Human Development

Karma yoga

Description:
This form of yoga is based on the performance of right action under any circumstances. As such it is a part of all yoga practices. It may however also be viewed as a special method in its own right, distinct from the other major forms of yoga and based primarily upon renunciation of the fruits of all actions. As such it is an aspect of Raja Yoga.
Karma yoga is used by persons of action-oriented disposition or, in the system of Master Da Love Ananda (formerly Da Free John), one who has reached stable maturity in the first three stages of life and is set on the path of self-transcending service to others. In this form the individual transcends himself through application to work, whether approached philosophically (under the jnana or knowledge mode), or with an attitude of love (under the bhakti or devotion mode). Work becomes a vehicle for self-transcendence for the individual, in the first case by identifying himself with the impersonal Absolute at the core of his being or, in the second case, by shifting the centre of interest and affection to a personal God, experienced as distinct from himself. In both cases, every act done without thought of self diminishes self-centredness until finally no barrier separates from the identification of consciousness with ultimate reality, however conceived.

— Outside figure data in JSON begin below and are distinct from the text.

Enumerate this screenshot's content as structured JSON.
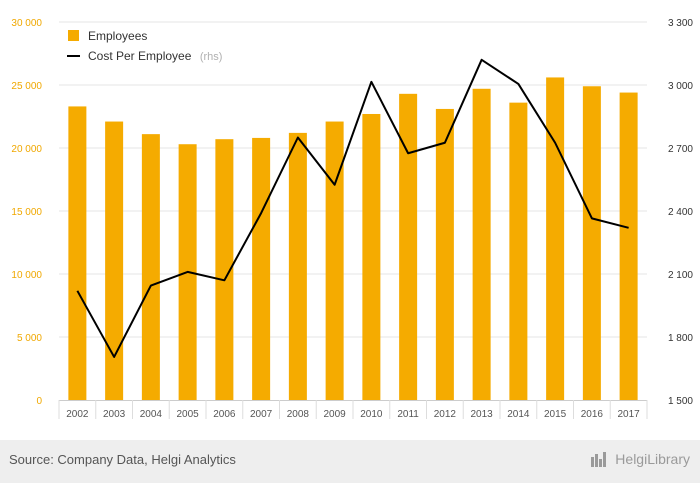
{
  "chart_data": {
    "type": "bar",
    "categories": [
      "2002",
      "2003",
      "2004",
      "2005",
      "2006",
      "2007",
      "2008",
      "2009",
      "2010",
      "2011",
      "2012",
      "2013",
      "2014",
      "2015",
      "2016",
      "2017"
    ],
    "series": [
      {
        "name": "Employees",
        "type": "bar",
        "axis": "left",
        "color": "#f5ab00",
        "values": [
          23300,
          22100,
          21100,
          20300,
          20700,
          20800,
          21200,
          22100,
          22700,
          24300,
          23100,
          24700,
          23600,
          25600,
          24900,
          24400
        ]
      },
      {
        "name": "Cost Per Employee",
        "type": "line",
        "axis": "right",
        "color": "#000000",
        "values": [
          2020,
          1705,
          2045,
          2110,
          2070,
          2390,
          2750,
          2525,
          3015,
          2675,
          2725,
          3120,
          3005,
          2725,
          2365,
          2320
        ]
      }
    ],
    "legend_note": "(rhs)",
    "y_left": {
      "min": 0,
      "max": 30000,
      "ticks": [
        "0",
        "5 000",
        "10 000",
        "15 000",
        "20 000",
        "25 000",
        "30 000"
      ],
      "tick_values": [
        0,
        5000,
        10000,
        15000,
        20000,
        25000,
        30000
      ]
    },
    "y_right": {
      "min": 1500,
      "max": 3300,
      "ticks": [
        "1 500",
        "1 800",
        "2 100",
        "2 400",
        "2 700",
        "3 000",
        "3 300"
      ],
      "tick_values": [
        1500,
        1800,
        2100,
        2400,
        2700,
        3000,
        3300
      ]
    },
    "grid": true,
    "legend_position": "top-left"
  },
  "footer": {
    "source": "Source: Company Data, Helgi Analytics",
    "brand": "HelgiLibrary",
    "brand_icon": "helgi-logo-icon"
  },
  "colors": {
    "bar": "#f5ab00",
    "line": "#000000",
    "left_axis_text": "#f0a800",
    "footer_bg": "#eeeeee"
  }
}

Whether in the philosophical or devotional mode, both approaches effectively starve the finite personality by deflecting it from the consequences of the actions on which it feeds. As Krishna makes clear in the Bhagavad Gita, all beings in creation are forced to act under the operation of the three [gunas]. However, the follower of [karma yoga] sees actions occurring through himself rather than by himself, he is the observer not the actor, no longer a slave of the three gunas. Pain, loss, and shame become accepted with equanimity because they are seen to touch only the superficial levels of the individual, whereas his identification is progressively transferred (through the work experience) to the underlying immutable self whose limitless joy and serenity are not disturbed by the ephemeral consequences and possibilities of the world of action.
It is through the Bhagavad Gita that the principle of a yoga that can be practised by any individual during normal life and not simply by an ascetic is introduced, and this is perhaps the main distinguishing feature of [karma yoga].